# newbi - new smoker and camping weekend



## engineman (Jun 28, 2014)

Hello all

joined the main forum this week, and been browsing this UK section.

just bought my first smoker, the brinkmann gourmet, so am about to tackle all the mods that seem to be all over the internet

The camping weekend caught my eye, looks like will be a gaff. More food than a few folks will ever be able to eat.

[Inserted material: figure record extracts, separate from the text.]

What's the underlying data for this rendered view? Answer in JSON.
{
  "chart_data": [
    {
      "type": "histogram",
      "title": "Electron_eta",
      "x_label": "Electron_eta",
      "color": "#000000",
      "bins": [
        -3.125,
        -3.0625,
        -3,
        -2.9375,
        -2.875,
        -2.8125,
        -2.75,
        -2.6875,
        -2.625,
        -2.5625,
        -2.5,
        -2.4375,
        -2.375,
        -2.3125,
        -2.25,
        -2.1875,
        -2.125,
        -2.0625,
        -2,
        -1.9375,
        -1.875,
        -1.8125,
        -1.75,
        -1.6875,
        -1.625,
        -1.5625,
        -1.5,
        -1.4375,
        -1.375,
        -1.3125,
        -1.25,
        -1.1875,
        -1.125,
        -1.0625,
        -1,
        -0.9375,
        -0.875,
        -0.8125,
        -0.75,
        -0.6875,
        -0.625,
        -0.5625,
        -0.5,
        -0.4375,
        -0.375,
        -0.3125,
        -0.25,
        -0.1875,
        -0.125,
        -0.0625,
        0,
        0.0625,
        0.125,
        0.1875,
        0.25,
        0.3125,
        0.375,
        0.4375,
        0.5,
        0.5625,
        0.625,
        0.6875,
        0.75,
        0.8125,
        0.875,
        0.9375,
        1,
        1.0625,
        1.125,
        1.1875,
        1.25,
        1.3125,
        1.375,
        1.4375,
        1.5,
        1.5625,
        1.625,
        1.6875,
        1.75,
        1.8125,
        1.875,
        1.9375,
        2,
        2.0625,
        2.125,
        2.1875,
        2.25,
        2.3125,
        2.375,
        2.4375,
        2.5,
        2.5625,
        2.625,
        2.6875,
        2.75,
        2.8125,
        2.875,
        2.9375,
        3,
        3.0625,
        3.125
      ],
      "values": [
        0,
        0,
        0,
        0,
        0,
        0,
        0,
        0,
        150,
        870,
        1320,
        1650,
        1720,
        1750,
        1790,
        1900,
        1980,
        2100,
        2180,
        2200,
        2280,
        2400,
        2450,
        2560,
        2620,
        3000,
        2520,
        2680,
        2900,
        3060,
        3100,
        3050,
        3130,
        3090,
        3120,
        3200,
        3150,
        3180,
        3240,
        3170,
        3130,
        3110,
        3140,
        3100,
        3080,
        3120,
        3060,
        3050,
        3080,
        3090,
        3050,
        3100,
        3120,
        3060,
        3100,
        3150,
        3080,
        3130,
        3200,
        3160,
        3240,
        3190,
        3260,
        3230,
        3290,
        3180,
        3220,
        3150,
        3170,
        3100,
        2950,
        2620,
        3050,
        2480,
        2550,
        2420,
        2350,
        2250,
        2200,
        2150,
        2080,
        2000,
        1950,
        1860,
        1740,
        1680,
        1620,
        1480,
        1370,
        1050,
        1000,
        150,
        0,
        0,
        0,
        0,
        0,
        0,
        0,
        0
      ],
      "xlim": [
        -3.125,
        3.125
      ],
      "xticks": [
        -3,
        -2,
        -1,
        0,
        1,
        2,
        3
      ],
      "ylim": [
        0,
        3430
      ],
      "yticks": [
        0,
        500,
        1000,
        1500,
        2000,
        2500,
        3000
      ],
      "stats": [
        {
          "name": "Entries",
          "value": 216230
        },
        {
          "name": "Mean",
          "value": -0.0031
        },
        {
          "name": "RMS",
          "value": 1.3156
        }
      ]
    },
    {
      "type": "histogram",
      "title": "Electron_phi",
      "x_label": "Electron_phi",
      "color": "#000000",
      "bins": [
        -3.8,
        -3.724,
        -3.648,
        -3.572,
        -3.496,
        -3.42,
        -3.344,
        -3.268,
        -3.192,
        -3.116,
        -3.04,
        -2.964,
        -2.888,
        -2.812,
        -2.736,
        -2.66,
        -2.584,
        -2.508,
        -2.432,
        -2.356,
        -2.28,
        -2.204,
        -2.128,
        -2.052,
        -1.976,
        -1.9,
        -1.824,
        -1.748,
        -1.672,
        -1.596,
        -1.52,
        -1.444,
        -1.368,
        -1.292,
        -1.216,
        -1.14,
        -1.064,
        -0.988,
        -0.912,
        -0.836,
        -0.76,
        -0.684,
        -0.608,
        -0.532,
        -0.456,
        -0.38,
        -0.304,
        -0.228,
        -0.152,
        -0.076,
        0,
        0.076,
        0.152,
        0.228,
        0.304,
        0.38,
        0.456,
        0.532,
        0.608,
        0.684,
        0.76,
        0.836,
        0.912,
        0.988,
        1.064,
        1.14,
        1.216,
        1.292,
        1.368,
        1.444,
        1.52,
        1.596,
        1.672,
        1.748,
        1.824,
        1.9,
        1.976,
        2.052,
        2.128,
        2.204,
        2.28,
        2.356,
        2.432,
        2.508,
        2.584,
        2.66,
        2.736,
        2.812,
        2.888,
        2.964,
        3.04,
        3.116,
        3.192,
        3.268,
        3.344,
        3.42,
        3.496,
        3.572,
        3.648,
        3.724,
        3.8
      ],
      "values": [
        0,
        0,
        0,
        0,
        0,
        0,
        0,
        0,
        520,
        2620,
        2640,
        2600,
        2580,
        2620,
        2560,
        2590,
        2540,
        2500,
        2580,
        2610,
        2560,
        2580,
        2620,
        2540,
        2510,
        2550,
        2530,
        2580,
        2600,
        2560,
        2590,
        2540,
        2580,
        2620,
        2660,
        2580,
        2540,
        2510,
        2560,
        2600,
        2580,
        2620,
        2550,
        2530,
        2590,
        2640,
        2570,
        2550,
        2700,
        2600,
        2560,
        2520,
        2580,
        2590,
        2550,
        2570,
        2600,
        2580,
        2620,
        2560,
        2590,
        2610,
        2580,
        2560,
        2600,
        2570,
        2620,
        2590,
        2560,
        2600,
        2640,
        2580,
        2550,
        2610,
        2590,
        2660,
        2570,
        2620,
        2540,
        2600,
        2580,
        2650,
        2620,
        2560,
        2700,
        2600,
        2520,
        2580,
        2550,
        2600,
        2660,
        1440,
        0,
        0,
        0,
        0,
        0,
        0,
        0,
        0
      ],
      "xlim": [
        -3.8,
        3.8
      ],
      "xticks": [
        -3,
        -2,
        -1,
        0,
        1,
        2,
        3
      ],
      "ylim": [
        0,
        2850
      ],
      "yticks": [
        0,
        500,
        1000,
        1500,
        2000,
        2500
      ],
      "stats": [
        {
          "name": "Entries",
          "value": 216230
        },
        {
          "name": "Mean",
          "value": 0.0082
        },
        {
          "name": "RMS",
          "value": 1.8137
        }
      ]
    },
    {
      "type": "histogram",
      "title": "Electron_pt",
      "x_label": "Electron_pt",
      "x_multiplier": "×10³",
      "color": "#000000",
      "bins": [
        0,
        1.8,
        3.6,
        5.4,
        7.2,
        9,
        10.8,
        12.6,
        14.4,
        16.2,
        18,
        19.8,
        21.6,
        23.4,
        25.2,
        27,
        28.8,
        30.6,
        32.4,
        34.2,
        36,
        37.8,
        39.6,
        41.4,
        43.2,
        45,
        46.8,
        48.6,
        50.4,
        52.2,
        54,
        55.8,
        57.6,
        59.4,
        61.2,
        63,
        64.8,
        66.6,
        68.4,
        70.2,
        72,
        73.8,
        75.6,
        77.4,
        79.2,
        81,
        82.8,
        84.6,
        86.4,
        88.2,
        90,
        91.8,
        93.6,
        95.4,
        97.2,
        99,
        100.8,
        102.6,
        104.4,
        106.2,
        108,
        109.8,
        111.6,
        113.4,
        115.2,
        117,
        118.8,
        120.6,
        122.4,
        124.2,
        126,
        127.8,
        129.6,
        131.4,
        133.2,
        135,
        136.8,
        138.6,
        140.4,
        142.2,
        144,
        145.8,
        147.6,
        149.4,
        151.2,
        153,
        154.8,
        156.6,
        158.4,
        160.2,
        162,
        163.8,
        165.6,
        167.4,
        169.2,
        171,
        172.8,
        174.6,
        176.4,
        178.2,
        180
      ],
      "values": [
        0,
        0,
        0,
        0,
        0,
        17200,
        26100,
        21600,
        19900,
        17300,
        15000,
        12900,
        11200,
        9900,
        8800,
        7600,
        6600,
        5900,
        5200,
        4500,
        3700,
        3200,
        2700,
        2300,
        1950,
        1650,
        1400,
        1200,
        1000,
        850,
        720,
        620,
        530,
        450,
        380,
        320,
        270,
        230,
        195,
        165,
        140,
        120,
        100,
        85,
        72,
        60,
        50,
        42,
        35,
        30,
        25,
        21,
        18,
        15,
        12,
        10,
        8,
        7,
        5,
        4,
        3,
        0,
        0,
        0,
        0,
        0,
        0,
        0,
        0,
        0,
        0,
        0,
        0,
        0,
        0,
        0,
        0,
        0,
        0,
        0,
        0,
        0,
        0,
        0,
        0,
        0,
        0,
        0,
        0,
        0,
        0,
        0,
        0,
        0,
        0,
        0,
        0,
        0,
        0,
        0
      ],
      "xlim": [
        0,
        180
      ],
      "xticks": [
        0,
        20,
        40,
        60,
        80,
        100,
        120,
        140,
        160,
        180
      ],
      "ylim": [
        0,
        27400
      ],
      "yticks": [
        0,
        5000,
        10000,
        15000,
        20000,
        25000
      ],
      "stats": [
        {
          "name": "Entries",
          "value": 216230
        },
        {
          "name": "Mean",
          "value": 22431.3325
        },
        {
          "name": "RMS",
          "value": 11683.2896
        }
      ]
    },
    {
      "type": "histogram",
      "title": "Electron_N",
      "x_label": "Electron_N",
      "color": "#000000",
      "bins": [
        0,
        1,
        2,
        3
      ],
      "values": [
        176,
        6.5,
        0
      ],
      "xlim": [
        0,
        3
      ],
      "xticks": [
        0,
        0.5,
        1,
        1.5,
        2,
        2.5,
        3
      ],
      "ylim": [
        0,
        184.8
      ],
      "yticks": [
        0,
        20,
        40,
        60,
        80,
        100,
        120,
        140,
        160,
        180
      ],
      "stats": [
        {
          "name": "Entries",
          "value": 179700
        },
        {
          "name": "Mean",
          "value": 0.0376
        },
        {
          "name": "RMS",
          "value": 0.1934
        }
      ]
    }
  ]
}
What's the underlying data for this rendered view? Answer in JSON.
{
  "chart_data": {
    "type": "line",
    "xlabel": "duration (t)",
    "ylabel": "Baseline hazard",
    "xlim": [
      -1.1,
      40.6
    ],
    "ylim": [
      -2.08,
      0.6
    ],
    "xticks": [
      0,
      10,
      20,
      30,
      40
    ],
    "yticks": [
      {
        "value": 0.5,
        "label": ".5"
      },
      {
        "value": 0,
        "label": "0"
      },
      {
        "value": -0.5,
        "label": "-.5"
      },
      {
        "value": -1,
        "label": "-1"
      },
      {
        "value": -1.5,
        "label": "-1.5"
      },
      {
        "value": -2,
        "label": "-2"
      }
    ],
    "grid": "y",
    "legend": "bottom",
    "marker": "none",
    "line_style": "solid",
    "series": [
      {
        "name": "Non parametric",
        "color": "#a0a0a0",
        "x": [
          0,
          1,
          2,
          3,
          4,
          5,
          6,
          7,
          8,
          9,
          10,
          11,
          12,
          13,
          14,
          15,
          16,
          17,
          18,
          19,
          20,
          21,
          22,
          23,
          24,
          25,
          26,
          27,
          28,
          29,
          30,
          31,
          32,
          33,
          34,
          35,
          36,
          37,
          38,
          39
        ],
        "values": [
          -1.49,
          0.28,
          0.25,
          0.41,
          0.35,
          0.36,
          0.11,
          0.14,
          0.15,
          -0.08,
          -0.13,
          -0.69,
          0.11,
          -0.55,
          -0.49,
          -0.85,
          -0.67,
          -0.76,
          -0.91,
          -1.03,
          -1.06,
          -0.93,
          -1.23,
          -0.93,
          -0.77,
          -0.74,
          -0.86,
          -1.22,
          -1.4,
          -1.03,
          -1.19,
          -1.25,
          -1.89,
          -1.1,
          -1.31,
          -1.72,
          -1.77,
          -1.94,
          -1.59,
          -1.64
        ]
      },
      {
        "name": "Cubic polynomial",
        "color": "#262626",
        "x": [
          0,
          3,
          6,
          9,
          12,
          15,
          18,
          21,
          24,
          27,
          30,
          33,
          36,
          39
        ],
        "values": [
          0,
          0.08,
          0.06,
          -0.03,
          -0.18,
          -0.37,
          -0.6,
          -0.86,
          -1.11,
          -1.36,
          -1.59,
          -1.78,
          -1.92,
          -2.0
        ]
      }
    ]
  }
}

Cant see where anyone says they have actually booked the site?


----------



## kc5tpy (Jun 28, 2014)

Hello.  IF you read EVERY post on the link I sent you will see where folks have booked, TOO time consuming!  We don't have many folks coming, maybe 6-10 couples have booked.  There will not be just you and me.  As a first time get together weekend I'll take it.  The Group has only been going since November 2013.  I'm not sure you can still find a space as they are really busy and a really nice campsite.  If you can't get a campsite I hope you will consider coming for the Saturday, we would love to have you.  You might try booking a eco pod if no campsite is available, they have put in a couple more.  Should be a great day for talking smoked food and exchanging ideas and recipes.  If I can help in any other way please feel free to PM me.  Hope to see you there.  Keep Smokin!

Danny


----------



## smokin monkey (Jun 29, 2014)

Hi Engineman, hope you can make the Weekend Smoke.

Smokin Monkey


----------



## wade (Jun 30, 2014)

It would be great if you can make it

Wade


----------